As buildings age (like most things), they need work.

There comes a time in every building’s life cycle where that work is more than cosmetic. It is structural, and with that comes significant costs.

Bodies corporate are generally very cost-conscious - that comes with the territory, but in this post GFC world it is not an unusual ‘corporate’ frame of mind in any respect

Having said that, ‘penny wise’ can be ‘pound foolish’ in some circumstances.

When considering a major project some key considerations need to be taken into account:-

  • Spending and contingencies – what is needed and where it’s funded from;
  • The project team and who will do what;
  • The involvement of the resident manager and / or the committee in supervision;
  • How long will the project take to complete; and
  • What will it cost?

All of these need to be considered and managed in a strategic way.

We recently successfully worked with a body corporate who gained approval at an AGM to spend $3,620,000 on some major works. Without those works being carried out, body corporate members were faced with potential litigation or worse the building can be condemned for demolition, this has happened in the Surfers Paradise precinct with the Iluka building recently. See the story here:

We think the better approach in matters like this is to meet the challenges head on upfront, and lay out in black and white how & why things can be managed. The alternative is to risk the start of the project being held up while members (who have no expertise) try to save money, thereby placing the entire Body Corporate at risk.

It is dangerous to assume that owners will simply go along for the ride. Individual unit owners can be quite apathetic on matters relating to body corporate, however they will often become engaged when they are asked to put their hand in their pocket for a special levy.

In circumstances where the body corporate is spending a serious sum of money it is worth the investment to source some expert building and funding advice to ensure that the whole process is managed tightly and the body corporate is protected during the construction period.

Body Corporate’s would know, it can be difficult to fund remedial building works from the sinking fund, regular levies, or special levies which may leave the option of borrowing an attractive alternative to fund these high expense items.

Body Corporate’s are now borrowing to fund major expenses, as the N.S.W. & QLD Legislation now allows owners corporations & body corporate to borrow money.

The funding is provided by our preferred lenders, who specialise in this type of funding. The main features and benefits are:

  • The loan is unsecured, i.e. no mortgage, lien, charge or caveat.
  • No personal guarantees from the owners or committee members are required.
  • Terms up to five or even ten years are available in some cases
  • There are no ongoing or lump sum payment fees once established (loan application and brokerage fees apply)
  • Interest can be fixed or variable

There are several advantages in borrowing to fund capital works:

  • High risk building deficiencies can be rectified in one line, which is more cost effective as expensive scaffold, swing stages, hording and OH&S systems are set up and being used, thus reducing the risk of potential litigation.
  • Ultimately the building maintains it’s presentation, structural integrity, rental returns and retains its value.
  • Body Corporate Committees don’t need to keep asking body corporate members for more money, if something else needs to be rectified.
  • No more onerous special levies, sinking funds can be set over a 5 or 10 year period, freeing up cash flow.
  • The building work is warranted over the period of the loan, so there is “peace of mind” that no more money needs to be spent on the external of the building or on other common property covered by the works.
  • Borrowing is fast - funds can be available within a week of a General Meeting and lodgment of loan documents.
  • Owners who do not keep their units for the duration of the loan term do not pay for the full cost of the works, making the system fairer and more user pays.
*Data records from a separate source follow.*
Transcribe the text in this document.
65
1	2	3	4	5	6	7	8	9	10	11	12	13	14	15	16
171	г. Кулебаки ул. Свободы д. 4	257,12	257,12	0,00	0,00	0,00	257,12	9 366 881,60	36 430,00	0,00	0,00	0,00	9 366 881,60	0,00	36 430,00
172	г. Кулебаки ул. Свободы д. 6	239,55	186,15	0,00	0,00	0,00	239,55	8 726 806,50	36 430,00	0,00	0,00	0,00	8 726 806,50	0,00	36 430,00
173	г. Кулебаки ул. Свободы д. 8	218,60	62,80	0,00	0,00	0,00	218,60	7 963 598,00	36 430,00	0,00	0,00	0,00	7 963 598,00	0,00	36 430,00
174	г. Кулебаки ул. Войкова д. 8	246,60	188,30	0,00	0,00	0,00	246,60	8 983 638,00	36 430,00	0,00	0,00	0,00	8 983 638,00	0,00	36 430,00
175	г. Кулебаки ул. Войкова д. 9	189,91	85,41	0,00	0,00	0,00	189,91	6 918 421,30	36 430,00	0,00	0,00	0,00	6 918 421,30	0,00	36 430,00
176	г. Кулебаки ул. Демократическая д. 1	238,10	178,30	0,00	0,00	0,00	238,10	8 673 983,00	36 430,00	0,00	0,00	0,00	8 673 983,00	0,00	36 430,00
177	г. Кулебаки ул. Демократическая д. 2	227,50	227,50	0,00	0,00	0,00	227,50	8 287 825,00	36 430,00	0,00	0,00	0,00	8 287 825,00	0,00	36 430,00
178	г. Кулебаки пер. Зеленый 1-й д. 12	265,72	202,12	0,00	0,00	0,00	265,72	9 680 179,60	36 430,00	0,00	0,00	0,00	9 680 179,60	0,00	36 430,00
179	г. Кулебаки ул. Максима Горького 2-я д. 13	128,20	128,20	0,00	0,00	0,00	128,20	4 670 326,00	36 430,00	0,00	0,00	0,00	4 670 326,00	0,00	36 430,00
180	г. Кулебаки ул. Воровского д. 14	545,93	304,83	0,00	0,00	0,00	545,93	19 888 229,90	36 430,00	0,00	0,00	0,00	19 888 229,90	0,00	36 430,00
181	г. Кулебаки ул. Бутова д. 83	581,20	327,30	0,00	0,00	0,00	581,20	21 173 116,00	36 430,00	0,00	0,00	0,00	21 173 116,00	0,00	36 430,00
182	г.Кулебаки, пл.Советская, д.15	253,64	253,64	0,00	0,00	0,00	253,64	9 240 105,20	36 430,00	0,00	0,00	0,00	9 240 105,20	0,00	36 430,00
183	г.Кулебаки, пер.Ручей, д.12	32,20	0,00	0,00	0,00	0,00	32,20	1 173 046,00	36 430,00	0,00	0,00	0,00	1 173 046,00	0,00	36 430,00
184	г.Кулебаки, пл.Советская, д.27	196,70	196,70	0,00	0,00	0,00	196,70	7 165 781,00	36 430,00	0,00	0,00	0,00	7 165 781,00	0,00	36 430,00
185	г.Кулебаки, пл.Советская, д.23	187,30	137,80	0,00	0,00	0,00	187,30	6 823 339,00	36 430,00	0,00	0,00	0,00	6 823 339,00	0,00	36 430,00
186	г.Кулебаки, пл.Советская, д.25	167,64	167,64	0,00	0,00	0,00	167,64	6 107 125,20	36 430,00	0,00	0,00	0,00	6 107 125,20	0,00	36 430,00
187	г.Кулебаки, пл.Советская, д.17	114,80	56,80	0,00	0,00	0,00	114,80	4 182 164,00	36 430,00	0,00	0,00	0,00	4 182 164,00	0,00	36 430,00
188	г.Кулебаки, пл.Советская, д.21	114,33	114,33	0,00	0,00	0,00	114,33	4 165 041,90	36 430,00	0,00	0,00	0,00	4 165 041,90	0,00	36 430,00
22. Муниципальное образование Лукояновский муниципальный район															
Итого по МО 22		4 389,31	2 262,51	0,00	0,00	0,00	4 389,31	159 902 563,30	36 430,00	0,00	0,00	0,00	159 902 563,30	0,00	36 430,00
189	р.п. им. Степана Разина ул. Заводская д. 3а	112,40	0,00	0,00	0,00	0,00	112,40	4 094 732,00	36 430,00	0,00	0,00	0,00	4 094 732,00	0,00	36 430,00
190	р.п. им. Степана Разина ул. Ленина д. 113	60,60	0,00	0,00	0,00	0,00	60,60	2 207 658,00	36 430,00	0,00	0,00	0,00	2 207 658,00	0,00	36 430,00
Should Body Corporate wish to proceed with the funding option, a loan specialist will contact you, and will require some or all of the following to get the process started:

  • Owners Corporation or CTS number
  • Number of lots & property type (residential / commercial / mixed)
  • Approximate value of an average unit (a guess is sufficient)
  • The owners corporation financial statements and an aged debtors list
  • A proposed budget incorporating the loan repayments
  • A copy of the owner’s corporation minutes passing a General Meeting resolution to borrow the funds and carry out the works. (An indicative loan funding proposal, facility agreement and the necessary meeting resolutions will be provided from the lender for this purpose. It is also recommended you seek legal advice if required.)
  • When your general meeting has made its decision, the funder will contact the strata manager or secretary and obtain any further information required to approve loan and prepare loan documents to be signed by members of the executive committee.
  • A copy of the registered strata plan & strata roll
  • The loan is then ready to be drawn down to pay contractors as the works are completed.

The specialist broker will explain the funding, loan offer documentation, how it works, and provide a choice of loan terms and repayment levels, keeping you informed at each stage of the process.

The finance solution makes sense for Body Corporate to fund major works quickly, retains property values, rental yields, and reduces the potential for any litigation.

Our specialist building team can also consult with private owners about private internal refurbishments whilst on site, which may reduce the cost for any of these additional private unit holder works.